Мы едем к ней домой, чтобы выгрузить из машины, привезенные из Москвы вещи.
— И как же теперь люди лечатся? — спрашиваю ее.
— А никак. Кто в Тулу едет, кто в Новомосковск, старики дома… Ой! Совсем забыла за разговором предупредить…
Но уже поздно… Машина резко вздыбливается, затем в багажнике тяжело падают подпрыгнувшие несколько банок с только что купленным медом… «Лежачий полицейский». Формально он обозначен знаком «20 спящих верблюдов», но перед таким бугром, чтобы не повредить машину, нужно останавливаться полностью. Высота его почти до фар. Впереди еще два таких же редута с глубочайшими бороздами в верхней части — следы дружеских встреч картеров «участников прежних заездов». Снижение скорости до 20 км/ч не спасает от экстремальности в преодолении препятствия.
— Бьются тут люди постоянно. У нас уже 5 человек погибло на этих буграх — говорит Галя — никому нет дела, да и кто ходить-то будет? Куда? Недавно сразу двое — молодые парень с девушкой на мотоцикле тут разбились насмерть ночью…
— Галя, у нас будет просьба. Отнеси пожалуйста 4 пустых банки в поселок. Мы мед купили, а банок не было. Пообещали, что кто-нибудь из наших занесет.
— Отнести-то я смогу, но у меня благоверный все их пропил. На рынке они стоят по 20 руб…
— Ладно, тогда мы попросим Олю, у нее банки должны быть.
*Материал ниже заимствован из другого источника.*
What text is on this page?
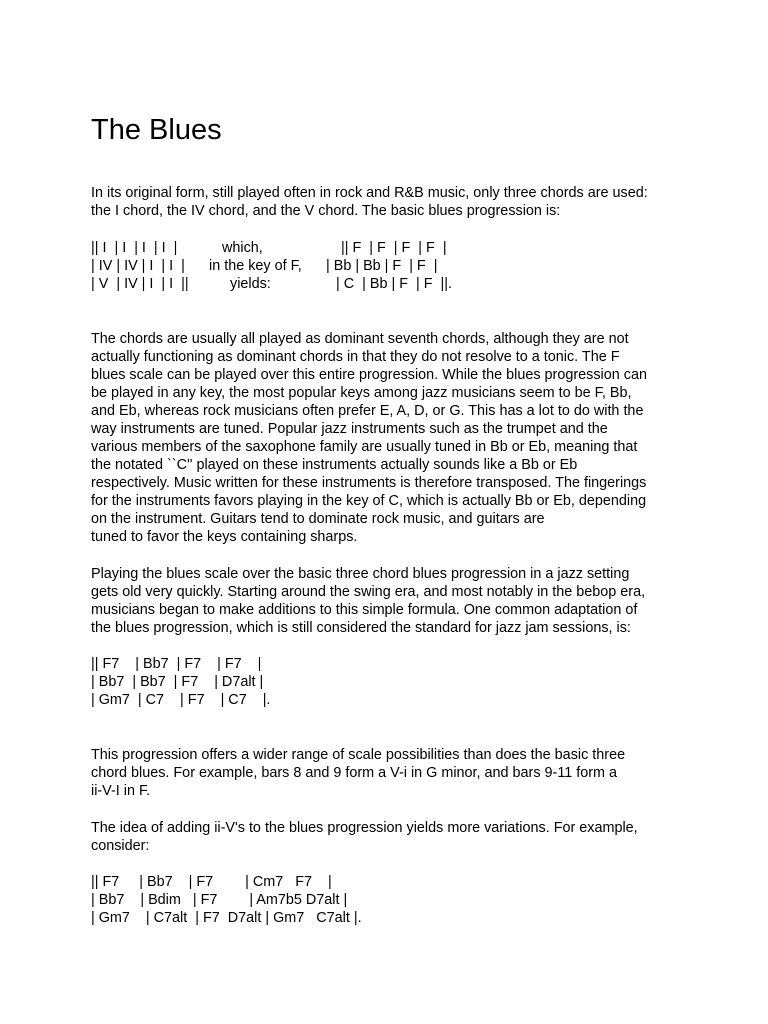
The Blues

In its original form, still played often in rock and R&B music, only three chords are used:
the I chord, the IV chord, and the V chord. The basic blues progression is:

|| I  | I  | I  | I  |
| IV | IV | I  | I  |
| V  | IV | I  | I  ||
which,
in the key of F,
yields:
|| F  | F  | F  | F  |
| Bb | Bb | F  | F  |
| C  | Bb | F  | F  ||.

The chords are usually all played as dominant seventh chords, although they are not
actually functioning as dominant chords in that they do not resolve to a tonic. The F
blues scale can be played over this entire progression. While the blues progression can
be played in any key, the most popular keys among jazz musicians seem to be F, Bb,
and Eb, whereas rock musicians often prefer E, A, D, or G. This has a lot to do with the
way instruments are tuned. Popular jazz instruments such as the trumpet and the
various members of the saxophone family are usually tuned in Bb or Eb, meaning that
the notated ``C'' played on these instruments actually sounds like a Bb or Eb
respectively. Music written for these instruments is therefore transposed. The fingerings
for the instruments favors playing in the key of C, which is actually Bb or Eb, depending
on the instrument. Guitars tend to dominate rock music, and guitars are
tuned to favor the keys containing sharps.

Playing the blues scale over the basic three chord blues progression in a jazz setting
gets old very quickly. Starting around the swing era, and most notably in the bebop era,
musicians began to make additions to this simple formula. One common adaptation of
the blues progression, which is still considered the standard for jazz jam sessions, is:

|| F7    | Bb7  | F7    | F7    |
| Bb7  | Bb7  | F7    | D7alt |
| Gm7  | C7    | F7    | C7    |.

This progression offers a wider range of scale possibilities than does the basic three
chord blues. For example, bars 8 and 9 form a V-i in G minor, and bars 9-11 form a
ii-V-I in F.

The idea of adding ii-V's to the blues progression yields more variations. For example,
consider:

|| F7     | Bb7    | F7        | Cm7   F7    |
| Bb7    | Bdim   | F7        | Am7b5 D7alt |
| Gm7    | C7alt  | F7  D7alt | Gm7   C7alt |.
Едем навестить мою двоюродную сестру Олю. Не был я тут лет 20, места знакомые с детства, но узнавать их не хочется… Въезд во двор двухэтажных шлакоблочных домов зарос лебедой и осотом выше крыши машины… словно некому и не к кому тут ездить… Поперек двора провис кусок провода, на котором ветер мотает какую-то тряпку. Тишина. Даже из черных окон никто не выглядывает. То ли людей совсем нет, то ли любопытства у людей, а ведь в кои-то веки заехали сразу две машины… Тетушка быстро проходит в подъезд с отваливающимся от дверного проема углом. Возвращается. Никого нет дома. Где искать Олю мы знаем и направляемся туда кавалькадой. По обочинам городских улиц копаются куры. На газоне пасется рахитичного вида пучеглазая коза. Перед зданием городской администрации продолжает стоять памятник «вождю пролетариата». Опять по-пластунски (уже знаем) преодолеваем три «лежака» подряд, но уже поздно, беглый осмотр во дворе выявил деформацию днища багажника у «пятерки»…
Новый «сюрприз» Олю сократили и она сейчас безработная. Тут же предлагаю ей взятые в дорогу на всякий случай пару тысяч рублей. Она тут же, не раздумывая, отказывается, говоря, что еще не так плохо. А куда хуже-то? Прежде она работала, отдавая ровно половину зарплаты на проезд до места работы, четверть уходила на квартплату… «Помоги тебе Господь!» — сцепив зубы, подумал я.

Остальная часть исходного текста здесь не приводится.